Das neue Jahr hat begonnen, der Jahresrückblick der Brauseboys ist noch da. Schon zum 10. Mal lädt die Weddinger Lesebühne für mehrere Wochen in den Comedyclub Kookaburra, um an die wirklich wichtigsten Themen des vergangenen Jahres mit heiteren Texten und wahnwitzigen Liedern zu erinnern. Für den Weddingweiser fassen sie exklusiv die wichtigsten Weddinger Ereignisse zusammen, hier ist das Finale.
Winter 2015
Arbeit mit Freude (Frank Sorge)
Nach der Sanierung und dem Einzug der Arbeitsagentur in den Rathausturm am Leopoldplatz, hat der Wedding endlich die Kathedrale, die er verdient.

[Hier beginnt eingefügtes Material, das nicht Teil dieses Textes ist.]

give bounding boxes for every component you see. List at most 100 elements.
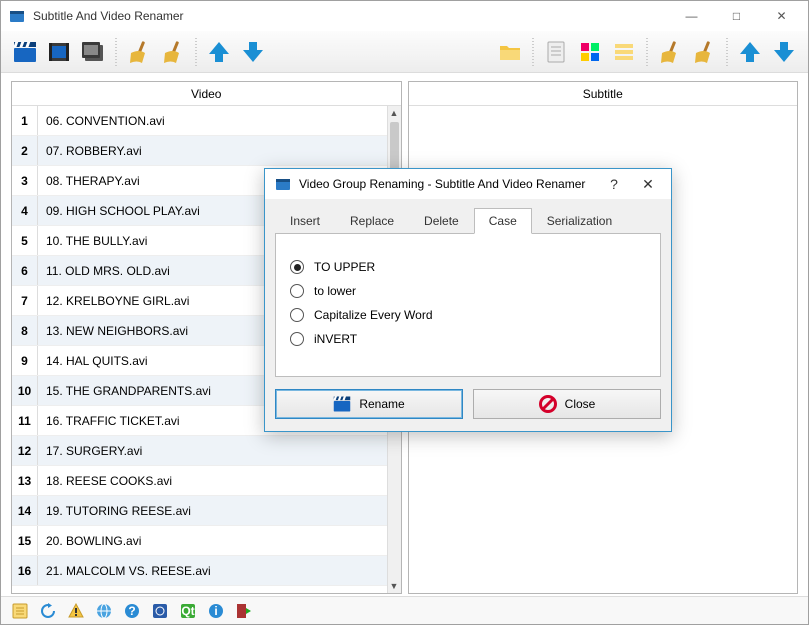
status-warn-icon[interactable] (67, 602, 85, 620)
dialog-title: Video Group Renaming - Subtitle And Vide… (299, 177, 597, 191)
broom-3-icon (658, 40, 682, 64)
toolbar-separator (195, 38, 197, 66)
toolbar-page-rows[interactable] (610, 38, 638, 66)
radio-icon (290, 308, 304, 322)
row-number: 13 (12, 466, 38, 495)
scroll-down-button[interactable]: ▼ (388, 579, 401, 593)
row-number: 4 (12, 196, 38, 225)
toolbar-folder[interactable] (496, 38, 524, 66)
row-filename: 16. TRAFFIC TICKET.avi (38, 414, 180, 428)
status-info-icon[interactable] (207, 602, 225, 620)
toolbar-arrow-down-2[interactable] (770, 38, 798, 66)
case-option-1[interactable]: to lower (290, 284, 646, 298)
tab-case[interactable]: Case (474, 208, 532, 234)
toolbar-broom-2[interactable] (159, 38, 187, 66)
row-number: 11 (12, 406, 38, 435)
case-option-label: iNVERT (314, 332, 357, 346)
row-filename: 18. REESE COOKS.avi (38, 474, 172, 488)
toolbar-separator (646, 38, 648, 66)
toolbar-clapper-blue[interactable] (11, 38, 39, 66)
tab-delete[interactable]: Delete (409, 208, 474, 234)
toolbar-broom-4[interactable] (690, 38, 718, 66)
toolbar-arrow-up-2[interactable] (736, 38, 764, 66)
status-globe-icon[interactable] (95, 602, 113, 620)
page-colors-icon (578, 40, 602, 64)
status-un-icon[interactable] (151, 602, 169, 620)
scroll-up-button[interactable]: ▲ (388, 106, 401, 120)
page-1-icon (544, 40, 568, 64)
toolbar-page-colors[interactable] (576, 38, 604, 66)
table-row[interactable]: 1217. SURGERY.avi (12, 436, 387, 466)
case-option-label: to lower (314, 284, 356, 298)
toolbar (1, 31, 808, 73)
close-button[interactable]: ✕ (759, 2, 804, 30)
titlebar: Subtitle And Video Renamer — □ ✕ (1, 1, 808, 31)
status-list-icon[interactable] (11, 602, 29, 620)
status-qt-icon[interactable] (179, 602, 197, 620)
clapper-blue-icon (13, 40, 37, 64)
dialog-close-button[interactable]: ✕ (631, 171, 665, 197)
table-row[interactable]: 1520. BOWLING.avi (12, 526, 387, 556)
radio-icon (290, 260, 304, 274)
app-icon (9, 8, 25, 24)
rename-dialog: Video Group Renaming - Subtitle And Vide… (264, 168, 672, 432)
statusbar (1, 596, 808, 624)
status-help-icon[interactable] (123, 602, 141, 620)
arrow-up-icon (207, 40, 231, 64)
tab-replace[interactable]: Replace (335, 208, 409, 234)
table-row[interactable]: 1318. REESE COOKS.avi (12, 466, 387, 496)
toolbar-arrow-down[interactable] (239, 38, 267, 66)
toolbar-page-1[interactable] (542, 38, 570, 66)
minimize-button[interactable]: — (669, 2, 714, 30)
table-row[interactable]: 106. CONVENTION.avi (12, 106, 387, 136)
clapper-icon (333, 395, 351, 413)
arrow-up-2-icon (738, 40, 762, 64)
row-filename: 21. MALCOLM VS. REESE.avi (38, 564, 211, 578)
tab-serialization[interactable]: Serialization (532, 208, 627, 234)
case-option-2[interactable]: Capitalize Every Word (290, 308, 646, 322)
toolbar-film-open[interactable] (45, 38, 73, 66)
row-filename: 14. HAL QUITS.avi (38, 354, 148, 368)
row-filename: 10. THE BULLY.avi (38, 234, 147, 248)
table-row[interactable]: 1419. TUTORING REESE.avi (12, 496, 387, 526)
case-option-label: Capitalize Every Word (314, 308, 433, 322)
arrow-down-icon (241, 40, 265, 64)
toolbar-broom-3[interactable] (656, 38, 684, 66)
close-dialog-button[interactable]: Close (473, 389, 661, 419)
page-rows-icon (612, 40, 636, 64)
row-number: 12 (12, 436, 38, 465)
status-refresh-icon[interactable] (39, 602, 57, 620)
row-number: 9 (12, 346, 38, 375)
subtitle-panel-header: Subtitle (409, 82, 798, 106)
toolbar-broom-1[interactable] (125, 38, 153, 66)
row-filename: 06. CONVENTION.avi (38, 114, 165, 128)
row-filename: 08. THERAPY.avi (38, 174, 140, 188)
arrow-down-2-icon (772, 40, 796, 64)
dialog-help-button[interactable]: ? (597, 171, 631, 197)
row-number: 3 (12, 166, 38, 195)
tab-insert[interactable]: Insert (275, 208, 335, 234)
radio-icon (290, 284, 304, 298)
no-icon (539, 395, 557, 413)
case-option-3[interactable]: iNVERT (290, 332, 646, 346)
row-filename: 19. TUTORING REESE.avi (38, 504, 191, 518)
toolbar-film-multi[interactable] (79, 38, 107, 66)
table-row[interactable]: 1621. MALCOLM VS. REESE.avi (12, 556, 387, 586)
maximize-button[interactable]: □ (714, 2, 759, 30)
case-tab-panel: TO UPPER to lower Capitalize Every Word iNV… (275, 233, 661, 377)
folder-icon (498, 40, 522, 64)
status-exit-icon[interactable] (235, 602, 253, 620)
row-number: 15 (12, 526, 38, 555)
dialog-tabs: InsertReplaceDeleteCaseSerialization (275, 207, 661, 233)
case-option-label: TO UPPER (314, 260, 375, 274)
video-panel-header: Video (12, 82, 401, 106)
rename-button[interactable]: Rename (275, 389, 463, 419)
toolbar-arrow-up[interactable] (205, 38, 233, 66)
app-title: Subtitle And Video Renamer (33, 9, 669, 23)
table-row[interactable]: 207. ROBBERY.avi (12, 136, 387, 166)
broom-4-icon (692, 40, 716, 64)
row-filename: 09. HIGH SCHOOL PLAY.avi (38, 204, 200, 218)
case-option-0[interactable]: TO UPPER (290, 260, 646, 274)
toolbar-separator (115, 38, 117, 66)
toolbar-separator (532, 38, 534, 66)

Der staunende Kunde betritt sonnendurchflutete Gänge, die mit Geräuschen des Waldes bespielt werden, ihm werden probiotische Erfrischungen gereicht. Arbeitsbischof Schmidtski erläutert den neuen Ansatz im Problemkiez: “Wir haben festgestellt, dass der Übergang in die vermittelte Arbeit zu schroff war. Jetzt, da die Arbeitslosenzahlen einen historischen Tiefstand erreicht haben, konnten wir uns die Zeit nehmen, auch einmal unsere Abläufe zu optimieren.”

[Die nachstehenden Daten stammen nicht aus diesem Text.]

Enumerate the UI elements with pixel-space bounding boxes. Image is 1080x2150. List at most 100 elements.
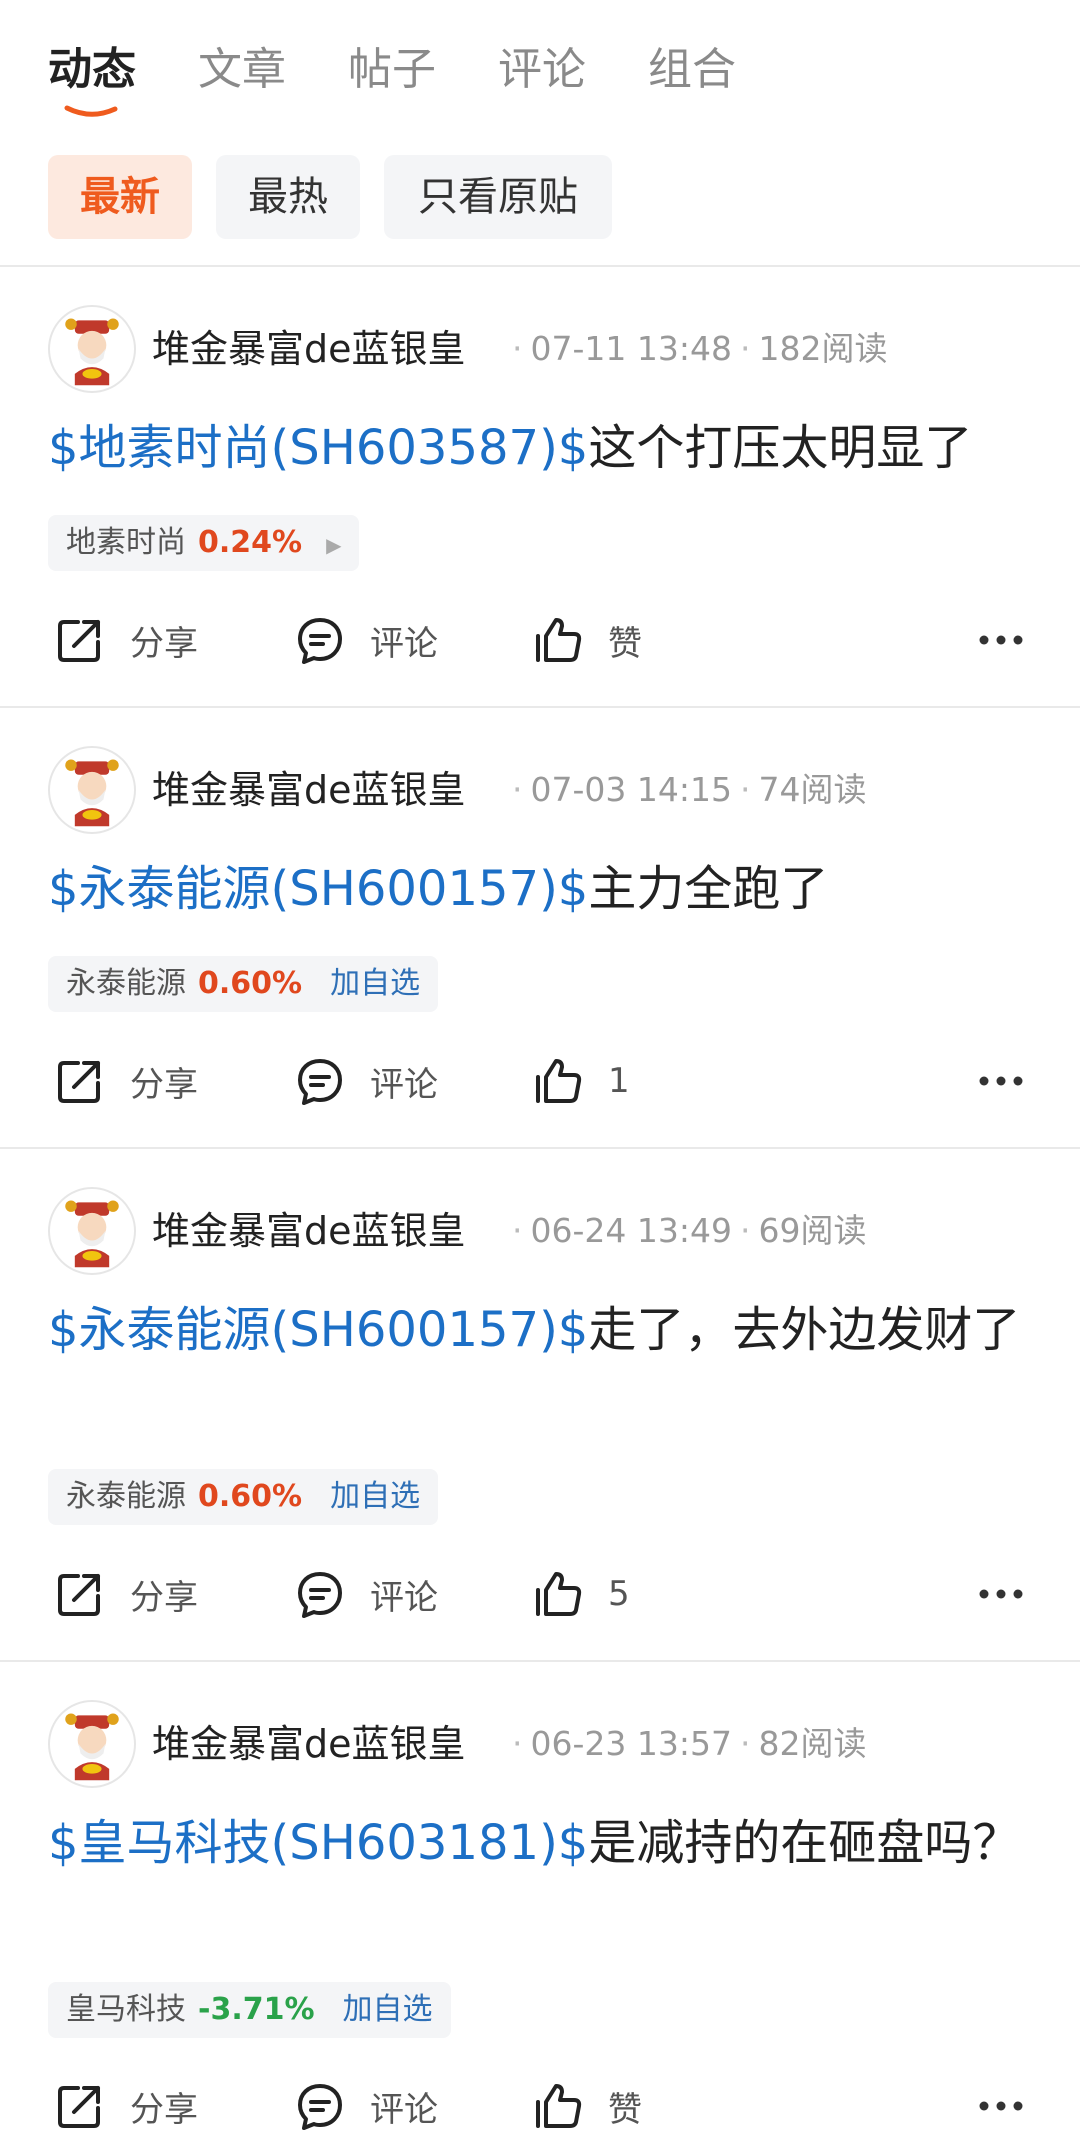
stock-tag-name: 永泰能源: [66, 966, 186, 1001]
like-count: 赞: [608, 623, 642, 664]
more-button[interactable]: [978, 1564, 1024, 1624]
top-tab-bar: 动态 文章 帖子 评论 组合: [0, 0, 1080, 140]
post-content[interactable]: $皇马科技(SH603181)$是减持的在砸盘吗？: [48, 1807, 1028, 1879]
author-name[interactable]: 堆金暴富de蓝银皇: [152, 765, 466, 815]
post-content[interactable]: $地素时尚(SH603587)$这个打压太明显了: [48, 412, 1028, 484]
share-label: 分享: [130, 1064, 198, 1105]
thumbs-up-icon: [536, 2084, 582, 2128]
tab-articles[interactable]: 文章: [198, 40, 286, 100]
author-name[interactable]: 堆金暴富de蓝银皇: [152, 324, 466, 374]
post-card[interactable]: 堆金暴富de蓝银皇 · 06-23 13:57 · 82阅读 $皇马科技(SH6031…: [0, 1662, 1080, 2150]
action-bar: 分享 评论 赞: [0, 2076, 1080, 2136]
share-button[interactable]: 分享: [52, 610, 198, 670]
comment-icon: [298, 618, 342, 664]
stock-tag-name: 地素时尚: [66, 525, 186, 560]
tab-portfolios[interactable]: 组合: [648, 40, 736, 100]
post-text: 走了，去外边发财了: [588, 1302, 1021, 1358]
comment-button[interactable]: 评论: [292, 2076, 438, 2136]
comment-button[interactable]: 评论: [292, 1564, 438, 1624]
post-meta: · 06-24 13:49 · 69阅读: [512, 1211, 867, 1250]
post-meta: · 07-11 13:48 · 182阅读: [512, 329, 888, 368]
stock-tag-name: 永泰能源: [66, 1479, 186, 1514]
share-icon: [58, 620, 100, 662]
like-button[interactable]: 赞: [530, 2076, 642, 2136]
action-bar: 分享 评论 5: [0, 1564, 1080, 1624]
filter-hottest[interactable]: 最热: [216, 155, 360, 239]
stock-link[interactable]: $永泰能源(SH600157)$: [48, 861, 588, 917]
thumbs-up-icon: [536, 1059, 582, 1103]
read-count: 74阅读: [758, 770, 867, 809]
comment-icon: [298, 2084, 342, 2130]
share-label: 分享: [130, 2089, 198, 2130]
post-date: 07-11 13:48: [530, 329, 732, 368]
read-count: 182阅读: [758, 329, 888, 368]
filter-original-only[interactable]: 只看原贴: [384, 155, 612, 239]
share-icon: [58, 1061, 100, 1103]
stock-tag[interactable]: 永泰能源 0.60% 加自选: [48, 956, 439, 1012]
share-button[interactable]: 分享: [52, 1564, 198, 1624]
stock-link[interactable]: $皇马科技(SH603181)$: [48, 1815, 588, 1871]
post-content[interactable]: $永泰能源(SH600157)$走了，去外边发财了: [48, 1294, 1028, 1366]
stock-tag[interactable]: 永泰能源 0.60% 加自选: [48, 1469, 439, 1525]
post-text: 主力全跑了: [588, 861, 829, 917]
add-watchlist-link[interactable]: 加自选: [330, 1479, 420, 1514]
more-button[interactable]: [978, 610, 1024, 670]
avatar-image: [65, 1713, 119, 1781]
post-card[interactable]: 堆金暴富de蓝银皇 · 07-03 14:15 · 74阅读 $永泰能源(SH6001…: [0, 708, 1080, 1148]
post-text: 是减持的在砸盘吗？: [588, 1815, 1021, 1871]
stock-change: 0.60%: [198, 1479, 303, 1514]
comment-button[interactable]: 评论: [292, 610, 438, 670]
action-bar: 分享 评论 1: [0, 1051, 1080, 1111]
comment-label: 评论: [370, 623, 438, 664]
more-dots-icon: [979, 1589, 1023, 1599]
author-name[interactable]: 堆金暴富de蓝银皇: [152, 1206, 466, 1256]
stock-change: -3.71%: [198, 1992, 315, 2027]
avatar[interactable]: [48, 1187, 136, 1275]
stock-tag-name: 皇马科技: [66, 1992, 186, 2027]
post-date: 06-24 13:49: [530, 1211, 732, 1250]
share-icon: [58, 1574, 100, 1616]
like-count: 赞: [608, 2089, 642, 2130]
filter-latest[interactable]: 最新: [48, 155, 192, 239]
post-content[interactable]: $永泰能源(SH600157)$主力全跑了: [48, 853, 1028, 925]
stock-link[interactable]: $永泰能源(SH600157)$: [48, 1302, 588, 1358]
author-name[interactable]: 堆金暴富de蓝银皇: [152, 1719, 466, 1769]
read-count: 82阅读: [758, 1724, 867, 1763]
stock-tag[interactable]: 地素时尚 0.24% ▶: [48, 515, 360, 571]
stock-change: 0.60%: [198, 966, 303, 1001]
share-icon: [58, 2086, 100, 2128]
more-button[interactable]: [978, 2076, 1024, 2136]
tab-dynamics[interactable]: 动态: [48, 40, 136, 100]
tab-comments[interactable]: 评论: [498, 40, 586, 100]
more-dots-icon: [979, 1076, 1023, 1086]
like-button[interactable]: 赞: [530, 610, 642, 670]
avatar-image: [65, 759, 119, 827]
play-arrow-icon: ▶: [326, 533, 342, 557]
avatar-image: [65, 1200, 119, 1268]
post-date: 06-23 13:57: [530, 1724, 732, 1763]
add-watchlist-link[interactable]: 加自选: [343, 1992, 433, 2027]
more-dots-icon: [979, 2101, 1023, 2111]
share-button[interactable]: 分享: [52, 2076, 198, 2136]
post-date: 07-03 14:15: [530, 770, 732, 809]
stock-link[interactable]: $地素时尚(SH603587)$: [48, 420, 588, 476]
add-watchlist-link[interactable]: 加自选: [330, 966, 420, 1001]
like-count: 1: [608, 1061, 630, 1101]
avatar[interactable]: [48, 1700, 136, 1788]
share-button[interactable]: 分享: [52, 1051, 198, 1111]
tab-posts[interactable]: 帖子: [348, 40, 436, 100]
comment-button[interactable]: 评论: [292, 1051, 438, 1111]
stock-change: 0.24%: [198, 525, 303, 560]
read-count: 69阅读: [758, 1211, 867, 1250]
avatar[interactable]: [48, 746, 136, 834]
comment-icon: [298, 1572, 342, 1618]
post-text: 这个打压太明显了: [588, 420, 973, 476]
post-card[interactable]: 堆金暴富de蓝银皇 · 06-24 13:49 · 69阅读 $永泰能源(SH6001…: [0, 1149, 1080, 1661]
more-button[interactable]: [978, 1051, 1024, 1111]
stock-tag[interactable]: 皇马科技 -3.71% 加自选: [48, 1982, 451, 2038]
like-button[interactable]: 5: [530, 1564, 630, 1624]
post-card[interactable]: 堆金暴富de蓝银皇 · 07-11 13:48 · 182阅读 $地素时尚(SH603…: [0, 267, 1080, 707]
like-count: 5: [608, 1574, 630, 1614]
avatar[interactable]: [48, 305, 136, 393]
like-button[interactable]: 1: [530, 1051, 630, 1111]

Es wäre nicht leicht, Abschied von der Untätigkeit zu nehmen, die Jobcenter hätten dies lange unterschätzt. Viele ihrer Kunden wären auf der neuen Arbeit nicht zurechtgekommen, oft wären sie als ehemalige Arbeitslose identifiziert und mit Vorurteilen konfrontiert worden. Daher gäbe man Neuankömmlingen jetzt ohne jedes Entgeld einen frischen Haarschnitt, in Sauna und Wellnessbereichen schwitze man gemeinsam das alte Leben aus. Schon heute könne man Kunden und Priester auf den Gängen durch Geruch und Kleidung nicht mehr voneinander unterscheiden.
Ich frage nach, wo denn das Personal herkäme und wie das bezahlt würde? “Umschulung”, sagt Schmidtski knapp, “wir haben sämtliche unserer Bewerbungscoacher noch einmal umgeschult, meist sogar einfach in deren vorige Berufe zurück. Friseure, Masseure, Kleinkünstler, Änderungsschneider. Radikal, ja, aber der Erfolg gibt uns recht. Denn es ist klar geworden, dass nicht die erfolgreiche Vermittlung den Arbeitslosen ändert. Der geänderte Arbeitslose zieht die Arbeit selbst an, viel schneller als gedacht, das ist für alle ein deutlich angenehmerer Weg.
Schmidtski muss los, ungläubig durchquere ich die belebten Räume auf eigene Faust und kann es kaum fassen. Ich lasse mir die Nägel machen, schminken und stärke mich mit Bio-Tapas der offenen Kantine. Dort treffe ich Ralph, einen lustigen Mittfünfziger mit dichtem, schwarzem Haar und gesundem Teint.
“Ick komm jeden Tach her”, verrät er mir, “schon alleene wegen Yoga. Ick war ja mal Lackierer, denne allet mögliche, aber meistens nüscht, wa? Hab mir trotzdem amüsiert. Is zwar nich schön, keene Arbeit, aber auch keen Beenbruch. Aber dann war ick hier und augenblicklich jeheilt. Nüschttun is anjenehm, aber dit hier is besser. So glücklich wie jetzte war ick jedenfalls noch nie in meen Leben.”
Ob er denn nicht Angst hätte, das dies alles hier endet, wenn er eine Arbeit hätte und keine Zeit mehr für Schaumbäder?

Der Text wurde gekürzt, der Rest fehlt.